Every scientist would agree that science should be based on evidence rather than assumptions.
And we have to be prepared to change our assumptions, if that is what the evidence suggests.
Psi are not incompatible with science, since they don’t contradict it.
As I said earlier, precognition is completely compatible with many of the findings and theories of physics, as is telepathy
(with the concepts of superposition and entanglement, for instance.)
Note again that I’m not saying that quantum physics can explain the phenomena.
I’m not sure that (like many other phenomena such as dark energy or consciousness) psi phenomena can be explained at present.
We should also remember that science is open-ended.
There is no final word on how the universe works.

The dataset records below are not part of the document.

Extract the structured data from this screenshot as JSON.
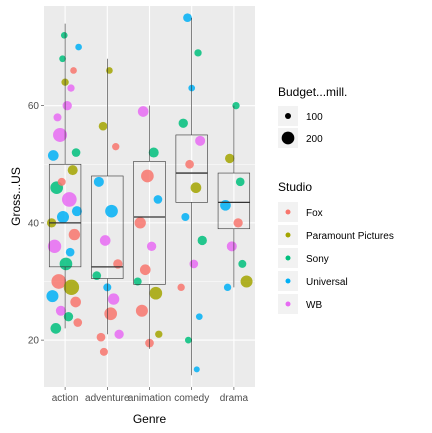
{
  "chart_data": {
    "type": "scatter",
    "subtype": "jitter-with-boxplot",
    "xlabel": "Genre",
    "ylabel": "Gross...US",
    "categories": [
      "action",
      "adventure",
      "animation",
      "comedy",
      "drama"
    ],
    "y_ticks": [
      20,
      40,
      60
    ],
    "ylim": [
      12,
      77
    ],
    "grid": true,
    "legend_position": "right",
    "size_legend": {
      "title": "Budget...mill.",
      "entries": [
        {
          "label": "100",
          "value": 100
        },
        {
          "label": "200",
          "value": 200
        }
      ]
    },
    "color_legend": {
      "title": "Studio",
      "entries": [
        {
          "label": "Fox",
          "color": "#F8766D"
        },
        {
          "label": "Paramount Pictures",
          "color": "#A3A500"
        },
        {
          "label": "Sony",
          "color": "#00BF7D"
        },
        {
          "label": "Universal",
          "color": "#00B0F6"
        },
        {
          "label": "WB",
          "color": "#E76BF3"
        }
      ]
    },
    "boxplots": [
      {
        "category": "action",
        "min": 22,
        "q1": 32.5,
        "median": 40,
        "q3": 50,
        "max": 74
      },
      {
        "category": "adventure",
        "min": 21,
        "q1": 30.5,
        "median": 32.5,
        "q3": 48,
        "max": 68
      },
      {
        "category": "animation",
        "min": 18.5,
        "q1": 29.5,
        "median": 41,
        "q3": 50.5,
        "max": 60
      },
      {
        "category": "comedy",
        "min": 14,
        "q1": 43.5,
        "median": 48.5,
        "q3": 55,
        "max": 75
      },
      {
        "category": "drama",
        "min": 29,
        "q1": 39,
        "median": 43.5,
        "q3": 48.5,
        "max": 60
      }
    ],
    "points": [
      {
        "category": "action",
        "offset": -0.28,
        "y": 51.5,
        "studio": "Universal",
        "budget": 170
      },
      {
        "category": "action",
        "offset": -0.12,
        "y": 55,
        "studio": "WB",
        "budget": 220
      },
      {
        "category": "action",
        "offset": 0.05,
        "y": 60,
        "studio": "WB",
        "budget": 150
      },
      {
        "category": "action",
        "offset": 0.18,
        "y": 49,
        "studio": "Paramount Pictures",
        "budget": 160
      },
      {
        "category": "action",
        "offset": -0.2,
        "y": 46,
        "studio": "Sony",
        "budget": 200
      },
      {
        "category": "action",
        "offset": 0.1,
        "y": 44,
        "studio": "WB",
        "budget": 230
      },
      {
        "category": "action",
        "offset": -0.05,
        "y": 41,
        "studio": "Universal",
        "budget": 190
      },
      {
        "category": "action",
        "offset": 0.22,
        "y": 38,
        "studio": "Fox",
        "budget": 180
      },
      {
        "category": "action",
        "offset": -0.25,
        "y": 36,
        "studio": "WB",
        "budget": 210
      },
      {
        "category": "action",
        "offset": 0.02,
        "y": 33,
        "studio": "Sony",
        "budget": 200
      },
      {
        "category": "action",
        "offset": -0.15,
        "y": 30,
        "studio": "Fox",
        "budget": 230
      },
      {
        "category": "action",
        "offset": 0.15,
        "y": 29,
        "studio": "Paramount Pictures",
        "budget": 240
      },
      {
        "category": "action",
        "offset": -0.3,
        "y": 27.5,
        "studio": "Universal",
        "budget": 190
      },
      {
        "category": "action",
        "offset": 0.25,
        "y": 26.5,
        "studio": "Fox",
        "budget": 170
      },
      {
        "category": "action",
        "offset": -0.1,
        "y": 25,
        "studio": "WB",
        "budget": 160
      },
      {
        "category": "action",
        "offset": 0.08,
        "y": 24,
        "studio": "Sony",
        "budget": 150
      },
      {
        "category": "action",
        "offset": -0.22,
        "y": 22,
        "studio": "Sony",
        "budget": 170
      },
      {
        "category": "action",
        "offset": 0.3,
        "y": 23,
        "studio": "Fox",
        "budget": 140
      },
      {
        "category": "action",
        "offset": 0.28,
        "y": 42,
        "studio": "Universal",
        "budget": 160
      },
      {
        "category": "action",
        "offset": -0.32,
        "y": 40,
        "studio": "Paramount Pictures",
        "budget": 150
      },
      {
        "category": "action",
        "offset": 0.12,
        "y": 35,
        "studio": "Universal",
        "budget": 140
      },
      {
        "category": "action",
        "offset": -0.08,
        "y": 47,
        "studio": "Fox",
        "budget": 130
      },
      {
        "category": "action",
        "offset": 0.26,
        "y": 52,
        "studio": "Sony",
        "budget": 140
      },
      {
        "category": "action",
        "offset": -0.18,
        "y": 58,
        "studio": "WB",
        "budget": 130
      },
      {
        "category": "action",
        "offset": 0.0,
        "y": 64,
        "studio": "Paramount Pictures",
        "budget": 120
      },
      {
        "category": "action",
        "offset": 0.2,
        "y": 66,
        "studio": "Fox",
        "budget": 110
      },
      {
        "category": "action",
        "offset": -0.02,
        "y": 72,
        "studio": "Sony",
        "budget": 110
      },
      {
        "category": "action",
        "offset": 0.32,
        "y": 70,
        "studio": "Universal",
        "budget": 110
      },
      {
        "category": "action",
        "offset": -0.06,
        "y": 68,
        "studio": "Sony",
        "budget": 110
      },
      {
        "category": "action",
        "offset": 0.14,
        "y": 63,
        "studio": "WB",
        "budget": 120
      },
      {
        "category": "adventure",
        "offset": -0.1,
        "y": 56.5,
        "studio": "Paramount Pictures",
        "budget": 140
      },
      {
        "category": "adventure",
        "offset": 0.05,
        "y": 66,
        "studio": "Paramount Pictures",
        "budget": 110
      },
      {
        "category": "adventure",
        "offset": 0.2,
        "y": 53,
        "studio": "Fox",
        "budget": 120
      },
      {
        "category": "adventure",
        "offset": -0.2,
        "y": 47,
        "studio": "Universal",
        "budget": 160
      },
      {
        "category": "adventure",
        "offset": 0.1,
        "y": 42,
        "studio": "Universal",
        "budget": 200
      },
      {
        "category": "adventure",
        "offset": -0.05,
        "y": 37,
        "studio": "WB",
        "budget": 170
      },
      {
        "category": "adventure",
        "offset": 0.25,
        "y": 33,
        "studio": "Fox",
        "budget": 150
      },
      {
        "category": "adventure",
        "offset": -0.25,
        "y": 31,
        "studio": "Sony",
        "budget": 140
      },
      {
        "category": "adventure",
        "offset": 0.15,
        "y": 27,
        "studio": "WB",
        "budget": 180
      },
      {
        "category": "adventure",
        "offset": 0.08,
        "y": 24.5,
        "studio": "Fox",
        "budget": 200
      },
      {
        "category": "adventure",
        "offset": -0.15,
        "y": 20.5,
        "studio": "Fox",
        "budget": 140
      },
      {
        "category": "adventure",
        "offset": -0.08,
        "y": 18,
        "studio": "Fox",
        "budget": 130
      },
      {
        "category": "adventure",
        "offset": 0.28,
        "y": 21,
        "studio": "WB",
        "budget": 150
      },
      {
        "category": "adventure",
        "offset": 0.0,
        "y": 29,
        "studio": "Universal",
        "budget": 130
      },
      {
        "category": "animation",
        "offset": -0.15,
        "y": 59,
        "studio": "WB",
        "budget": 170
      },
      {
        "category": "animation",
        "offset": 0.1,
        "y": 52,
        "studio": "Sony",
        "budget": 160
      },
      {
        "category": "animation",
        "offset": -0.05,
        "y": 48,
        "studio": "Fox",
        "budget": 200
      },
      {
        "category": "animation",
        "offset": 0.2,
        "y": 44,
        "studio": "Universal",
        "budget": 140
      },
      {
        "category": "animation",
        "offset": -0.22,
        "y": 40,
        "studio": "Fox",
        "budget": 180
      },
      {
        "category": "animation",
        "offset": 0.05,
        "y": 36,
        "studio": "WB",
        "budget": 150
      },
      {
        "category": "animation",
        "offset": -0.1,
        "y": 32,
        "studio": "Fox",
        "budget": 170
      },
      {
        "category": "animation",
        "offset": 0.15,
        "y": 28,
        "studio": "Paramount Pictures",
        "budget": 200
      },
      {
        "category": "animation",
        "offset": -0.18,
        "y": 25,
        "studio": "Fox",
        "budget": 190
      },
      {
        "category": "animation",
        "offset": 0.22,
        "y": 21,
        "studio": "Paramount Pictures",
        "budget": 120
      },
      {
        "category": "animation",
        "offset": 0.0,
        "y": 19.5,
        "studio": "Fox",
        "budget": 140
      },
      {
        "category": "animation",
        "offset": -0.28,
        "y": 30,
        "studio": "Sony",
        "budget": 130
      },
      {
        "category": "comedy",
        "offset": -0.1,
        "y": 75,
        "studio": "Universal",
        "budget": 140
      },
      {
        "category": "comedy",
        "offset": 0.15,
        "y": 69,
        "studio": "Sony",
        "budget": 120
      },
      {
        "category": "comedy",
        "offset": 0.0,
        "y": 63,
        "studio": "Universal",
        "budget": 110
      },
      {
        "category": "comedy",
        "offset": -0.2,
        "y": 57,
        "studio": "Sony",
        "budget": 150
      },
      {
        "category": "comedy",
        "offset": 0.2,
        "y": 54,
        "studio": "WB",
        "budget": 160
      },
      {
        "category": "comedy",
        "offset": -0.05,
        "y": 50,
        "studio": "Fox",
        "budget": 140
      },
      {
        "category": "comedy",
        "offset": 0.1,
        "y": 46,
        "studio": "Paramount Pictures",
        "budget": 170
      },
      {
        "category": "comedy",
        "offset": -0.15,
        "y": 41,
        "studio": "Universal",
        "budget": 130
      },
      {
        "category": "comedy",
        "offset": 0.25,
        "y": 37,
        "studio": "Sony",
        "budget": 150
      },
      {
        "category": "comedy",
        "offset": 0.05,
        "y": 33,
        "studio": "WB",
        "budget": 140
      },
      {
        "category": "comedy",
        "offset": -0.25,
        "y": 29,
        "studio": "Fox",
        "budget": 120
      },
      {
        "category": "comedy",
        "offset": 0.18,
        "y": 24,
        "studio": "Universal",
        "budget": 110
      },
      {
        "category": "comedy",
        "offset": -0.08,
        "y": 20,
        "studio": "Sony",
        "budget": 110
      },
      {
        "category": "comedy",
        "offset": 0.12,
        "y": 15,
        "studio": "Universal",
        "budget": 100
      },
      {
        "category": "drama",
        "offset": 0.05,
        "y": 60,
        "studio": "Sony",
        "budget": 120
      },
      {
        "category": "drama",
        "offset": -0.1,
        "y": 51,
        "studio": "Paramount Pictures",
        "budget": 150
      },
      {
        "category": "drama",
        "offset": 0.15,
        "y": 47,
        "studio": "Sony",
        "budget": 140
      },
      {
        "category": "drama",
        "offset": -0.2,
        "y": 43,
        "studio": "Universal",
        "budget": 170
      },
      {
        "category": "drama",
        "offset": 0.1,
        "y": 40,
        "studio": "Fox",
        "budget": 150
      },
      {
        "category": "drama",
        "offset": -0.05,
        "y": 36,
        "studio": "WB",
        "budget": 160
      },
      {
        "category": "drama",
        "offset": 0.2,
        "y": 33,
        "studio": "Sony",
        "budget": 130
      },
      {
        "category": "drama",
        "offset": 0.3,
        "y": 30,
        "studio": "Paramount Pictures",
        "budget": 190
      },
      {
        "category": "drama",
        "offset": -0.15,
        "y": 29,
        "studio": "Universal",
        "budget": 120
      }
    ]
  }
}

You mention Randi's prize, which is actually a con—the whole thing is so rigged and biased against participants that no sane person would ever agree to take part.
The whole thing is set up for failure. (There is an excellent book on this by Robert McLuhan called
Randi's Prize.)
I'm not a parapsychologist, but a psychologist, and I find the fundamentalism of many scientists towards psi interesting—really the same phenomenon of dogmatic certainty which affects religious fundamentalists, conferring a sense of belonging,
identity and control.
All best wishes nevertheless—I do appreciate the calmness and civility of our discussion!